他伸出手,掌心中托着一块半掌大小的铜牌。牌上花纹古朴,中间却清晰地刻着一个“袁”字篆文!与黑石峪刺客身上那枚指环的花押,风格迥异,却同样指向了四世三公的袁本初!
“又有袁氏?”李儒的语气带着难以置信的惊怒,细长的眼睛却死死盯着吕凤仙,不放过她脸上任何一丝细微变化,“前番黑石峪之事尚未查明,如今竟又有人潜入关内,直指相国!这袁绍,当真欺人太甚!莫非真以为我西凉无人乎?!”
他的表演逼真,情绪饱满,若是不知内情者,几乎要被他这忠愤填膺的模样骗过。
吕凤仙的目光在那铜牌上停留了一瞬。做工精致,古意盎然,倒像是袁氏家族内部所用之物,远比那粗劣仿制的西园军腰牌有说服力得多。
可惜,太有说服力了。
她抬起眼,迎上李儒探究的目光,语气平淡:“哦?又是袁绍?他倒是锲而不舍。”
李儒被她这过于平静的反应弄得一噎,准备好的后续说辞似乎都堵在了喉咙里。他预期的惊疑、愤怒、乃至请战,一概没有。

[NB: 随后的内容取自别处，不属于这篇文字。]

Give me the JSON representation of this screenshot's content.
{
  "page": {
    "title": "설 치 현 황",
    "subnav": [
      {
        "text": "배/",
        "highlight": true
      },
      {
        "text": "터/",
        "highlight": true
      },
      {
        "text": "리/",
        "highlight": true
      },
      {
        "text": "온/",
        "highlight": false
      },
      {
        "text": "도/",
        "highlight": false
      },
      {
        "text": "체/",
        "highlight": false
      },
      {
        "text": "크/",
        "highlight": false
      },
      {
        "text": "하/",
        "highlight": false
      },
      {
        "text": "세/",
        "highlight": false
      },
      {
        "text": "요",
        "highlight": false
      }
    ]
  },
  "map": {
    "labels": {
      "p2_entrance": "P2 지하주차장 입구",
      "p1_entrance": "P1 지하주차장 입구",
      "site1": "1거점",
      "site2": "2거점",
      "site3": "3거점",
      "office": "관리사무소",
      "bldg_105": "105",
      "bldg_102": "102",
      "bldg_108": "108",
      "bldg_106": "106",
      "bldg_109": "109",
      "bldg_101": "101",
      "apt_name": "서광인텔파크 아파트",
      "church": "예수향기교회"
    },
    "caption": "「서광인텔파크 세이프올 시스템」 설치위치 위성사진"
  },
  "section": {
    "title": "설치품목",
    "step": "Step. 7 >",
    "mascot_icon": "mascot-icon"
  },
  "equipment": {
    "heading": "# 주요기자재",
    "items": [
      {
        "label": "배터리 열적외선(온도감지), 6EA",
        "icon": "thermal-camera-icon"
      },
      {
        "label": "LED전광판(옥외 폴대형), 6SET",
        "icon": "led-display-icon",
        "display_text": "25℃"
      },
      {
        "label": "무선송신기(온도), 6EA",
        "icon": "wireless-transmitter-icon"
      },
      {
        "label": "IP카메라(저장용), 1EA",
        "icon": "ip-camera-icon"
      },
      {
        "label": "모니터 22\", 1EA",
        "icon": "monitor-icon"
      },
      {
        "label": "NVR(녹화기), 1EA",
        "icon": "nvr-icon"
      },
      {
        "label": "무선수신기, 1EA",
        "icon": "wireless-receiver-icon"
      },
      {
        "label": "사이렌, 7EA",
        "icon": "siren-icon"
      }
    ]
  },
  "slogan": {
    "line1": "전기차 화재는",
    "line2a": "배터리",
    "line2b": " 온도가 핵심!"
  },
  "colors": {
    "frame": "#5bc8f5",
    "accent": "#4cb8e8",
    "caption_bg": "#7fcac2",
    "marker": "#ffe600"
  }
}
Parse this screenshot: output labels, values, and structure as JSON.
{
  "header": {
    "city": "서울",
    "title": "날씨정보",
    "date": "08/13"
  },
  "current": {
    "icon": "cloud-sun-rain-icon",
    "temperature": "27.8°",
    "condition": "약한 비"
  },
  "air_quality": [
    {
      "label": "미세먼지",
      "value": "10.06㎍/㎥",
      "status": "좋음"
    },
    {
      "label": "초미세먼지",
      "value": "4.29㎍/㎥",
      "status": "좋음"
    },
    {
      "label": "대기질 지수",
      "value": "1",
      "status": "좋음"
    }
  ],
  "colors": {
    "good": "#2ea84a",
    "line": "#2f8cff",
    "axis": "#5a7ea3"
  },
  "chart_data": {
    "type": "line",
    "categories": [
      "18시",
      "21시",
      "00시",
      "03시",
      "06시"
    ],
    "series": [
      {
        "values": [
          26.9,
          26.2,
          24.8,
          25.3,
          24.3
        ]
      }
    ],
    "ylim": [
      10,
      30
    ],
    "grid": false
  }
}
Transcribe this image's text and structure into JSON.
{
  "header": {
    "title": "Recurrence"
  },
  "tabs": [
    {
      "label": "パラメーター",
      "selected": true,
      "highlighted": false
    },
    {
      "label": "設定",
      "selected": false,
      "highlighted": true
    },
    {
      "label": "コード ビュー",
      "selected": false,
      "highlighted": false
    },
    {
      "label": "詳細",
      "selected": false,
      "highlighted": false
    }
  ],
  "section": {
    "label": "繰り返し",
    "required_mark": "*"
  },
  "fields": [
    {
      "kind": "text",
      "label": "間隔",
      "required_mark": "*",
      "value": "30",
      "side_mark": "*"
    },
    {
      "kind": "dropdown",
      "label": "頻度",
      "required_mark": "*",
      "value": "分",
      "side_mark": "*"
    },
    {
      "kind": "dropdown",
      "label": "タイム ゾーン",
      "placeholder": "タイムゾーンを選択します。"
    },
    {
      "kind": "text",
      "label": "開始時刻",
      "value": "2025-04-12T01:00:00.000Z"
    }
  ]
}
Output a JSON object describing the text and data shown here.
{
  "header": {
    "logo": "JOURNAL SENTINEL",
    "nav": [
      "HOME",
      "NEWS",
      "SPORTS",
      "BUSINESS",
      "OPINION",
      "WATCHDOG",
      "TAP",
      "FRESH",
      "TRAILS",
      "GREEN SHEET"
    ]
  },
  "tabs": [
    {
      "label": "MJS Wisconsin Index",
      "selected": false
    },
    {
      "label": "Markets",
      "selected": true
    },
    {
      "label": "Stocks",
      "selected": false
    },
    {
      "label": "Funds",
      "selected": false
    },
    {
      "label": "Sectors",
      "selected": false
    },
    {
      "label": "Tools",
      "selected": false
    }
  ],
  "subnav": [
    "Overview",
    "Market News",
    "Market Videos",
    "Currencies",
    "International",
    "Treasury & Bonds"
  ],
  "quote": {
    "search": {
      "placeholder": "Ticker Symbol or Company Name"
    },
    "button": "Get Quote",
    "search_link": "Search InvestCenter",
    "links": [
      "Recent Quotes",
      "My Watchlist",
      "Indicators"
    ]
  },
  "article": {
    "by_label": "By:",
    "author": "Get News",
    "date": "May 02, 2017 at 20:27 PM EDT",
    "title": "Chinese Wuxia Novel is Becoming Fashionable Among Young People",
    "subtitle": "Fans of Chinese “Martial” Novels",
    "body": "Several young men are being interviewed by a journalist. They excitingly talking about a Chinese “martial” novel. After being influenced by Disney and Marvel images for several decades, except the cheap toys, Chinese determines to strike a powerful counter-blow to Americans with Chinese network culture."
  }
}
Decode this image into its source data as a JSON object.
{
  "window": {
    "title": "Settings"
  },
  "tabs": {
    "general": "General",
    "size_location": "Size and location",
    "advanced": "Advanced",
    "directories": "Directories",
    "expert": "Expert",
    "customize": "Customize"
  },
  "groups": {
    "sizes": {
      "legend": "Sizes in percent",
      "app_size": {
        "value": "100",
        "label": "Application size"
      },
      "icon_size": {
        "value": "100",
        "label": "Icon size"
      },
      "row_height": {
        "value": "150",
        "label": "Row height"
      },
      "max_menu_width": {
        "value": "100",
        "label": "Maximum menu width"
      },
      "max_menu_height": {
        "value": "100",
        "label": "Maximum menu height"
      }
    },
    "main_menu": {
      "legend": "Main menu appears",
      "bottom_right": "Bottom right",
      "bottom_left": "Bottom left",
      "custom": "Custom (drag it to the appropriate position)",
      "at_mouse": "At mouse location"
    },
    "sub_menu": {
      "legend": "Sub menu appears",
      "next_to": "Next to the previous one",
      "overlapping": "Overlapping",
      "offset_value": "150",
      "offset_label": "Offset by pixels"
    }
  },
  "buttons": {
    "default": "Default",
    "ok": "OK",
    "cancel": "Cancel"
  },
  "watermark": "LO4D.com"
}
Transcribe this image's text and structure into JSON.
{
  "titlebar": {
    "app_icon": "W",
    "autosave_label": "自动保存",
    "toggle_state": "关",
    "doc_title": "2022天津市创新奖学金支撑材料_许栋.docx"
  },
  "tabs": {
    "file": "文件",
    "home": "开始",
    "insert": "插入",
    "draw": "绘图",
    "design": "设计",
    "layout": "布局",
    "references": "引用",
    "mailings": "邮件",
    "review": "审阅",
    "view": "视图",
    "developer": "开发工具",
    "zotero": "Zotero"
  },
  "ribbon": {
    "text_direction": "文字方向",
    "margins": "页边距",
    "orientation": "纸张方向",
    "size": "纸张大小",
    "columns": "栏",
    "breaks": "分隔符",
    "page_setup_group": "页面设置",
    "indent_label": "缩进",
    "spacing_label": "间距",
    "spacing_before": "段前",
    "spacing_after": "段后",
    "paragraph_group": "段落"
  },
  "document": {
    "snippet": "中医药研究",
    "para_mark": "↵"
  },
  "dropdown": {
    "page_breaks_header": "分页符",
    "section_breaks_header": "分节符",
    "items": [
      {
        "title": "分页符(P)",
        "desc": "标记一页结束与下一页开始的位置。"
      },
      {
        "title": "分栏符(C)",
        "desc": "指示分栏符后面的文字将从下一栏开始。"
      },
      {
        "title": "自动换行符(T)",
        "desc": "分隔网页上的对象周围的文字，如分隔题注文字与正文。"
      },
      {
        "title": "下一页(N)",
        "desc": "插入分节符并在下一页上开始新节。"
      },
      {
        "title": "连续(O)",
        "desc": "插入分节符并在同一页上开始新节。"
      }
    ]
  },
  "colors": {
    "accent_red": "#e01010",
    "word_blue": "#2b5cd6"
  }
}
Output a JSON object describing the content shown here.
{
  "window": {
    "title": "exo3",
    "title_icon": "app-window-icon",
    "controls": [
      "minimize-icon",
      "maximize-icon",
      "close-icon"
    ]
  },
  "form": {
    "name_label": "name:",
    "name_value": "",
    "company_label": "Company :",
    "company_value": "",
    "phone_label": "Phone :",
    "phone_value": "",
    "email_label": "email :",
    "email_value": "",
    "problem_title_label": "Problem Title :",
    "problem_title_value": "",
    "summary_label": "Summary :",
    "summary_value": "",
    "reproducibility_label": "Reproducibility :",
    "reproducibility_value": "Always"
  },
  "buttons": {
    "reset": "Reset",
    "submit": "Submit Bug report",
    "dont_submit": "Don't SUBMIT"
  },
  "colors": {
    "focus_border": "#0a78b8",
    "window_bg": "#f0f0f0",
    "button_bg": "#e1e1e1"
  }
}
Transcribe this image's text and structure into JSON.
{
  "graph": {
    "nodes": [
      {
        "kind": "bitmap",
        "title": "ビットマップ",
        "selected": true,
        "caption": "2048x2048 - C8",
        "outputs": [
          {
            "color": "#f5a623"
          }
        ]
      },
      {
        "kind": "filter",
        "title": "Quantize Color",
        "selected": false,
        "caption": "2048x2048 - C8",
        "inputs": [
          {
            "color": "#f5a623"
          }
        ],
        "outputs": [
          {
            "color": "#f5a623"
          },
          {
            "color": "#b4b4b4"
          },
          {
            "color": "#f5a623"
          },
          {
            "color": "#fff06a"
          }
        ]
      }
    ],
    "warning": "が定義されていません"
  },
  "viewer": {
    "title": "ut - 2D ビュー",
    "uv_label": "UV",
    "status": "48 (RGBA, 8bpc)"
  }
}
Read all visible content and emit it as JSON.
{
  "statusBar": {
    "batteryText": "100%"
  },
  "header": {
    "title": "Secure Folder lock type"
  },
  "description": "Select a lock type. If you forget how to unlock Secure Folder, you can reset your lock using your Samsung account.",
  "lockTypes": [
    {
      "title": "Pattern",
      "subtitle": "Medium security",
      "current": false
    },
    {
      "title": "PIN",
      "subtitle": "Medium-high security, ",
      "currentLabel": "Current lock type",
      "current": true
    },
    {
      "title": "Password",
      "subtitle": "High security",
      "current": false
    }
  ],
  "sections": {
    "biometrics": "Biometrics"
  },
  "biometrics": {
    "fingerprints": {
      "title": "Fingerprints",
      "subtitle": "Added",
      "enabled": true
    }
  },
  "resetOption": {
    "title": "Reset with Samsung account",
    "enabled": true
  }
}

“将军…似乎并不意外?”李儒试探着问,声音压低了些。
“意外?”吕凤仙微微偏头,像是听到了什么有趣的问题,“先生难道认为,关外那群人,会坐着等我西凉内部决出个结果,再彬彬有礼地前来竞价吗?”
李儒眼角微微抽搐。
“黑石峪是曹操的手笔,这潜入相国府的,又成了袁绍的人。”吕凤仙继续道,声音里听不出任何情绪,仿佛在分析一件与己无关的事情,“下一个会是谁?孙坚?还是那位大耳贼刘备?或者…”她目光转向那盅冷汤,“是某些看似置身事外、实则心急如焚的‘忠臣’?”
李儒的脸色彻底沉了下来。他发现自己再次低估了眼前这个女人。她根本不在乎这些“证据”指向谁,她早已看穿了这背后的乱局,甚至…乐见其成?
“将军!”李儒的声音带上了一丝真正的冷厉,“此事非同小可!相国安危系于一线!如今关内敌友难辨,危机四伏!相国之意,请将军即日起,移驾相国府旁院落居住,以便…”
“以便就近保护?”吕凤仙打断他,嘴角那丝冰冷的弧度再次浮现,“还是以便,牢牢看紧我这份‘奇货’,免得被哪条不知死活的野狗抢先叼了去?”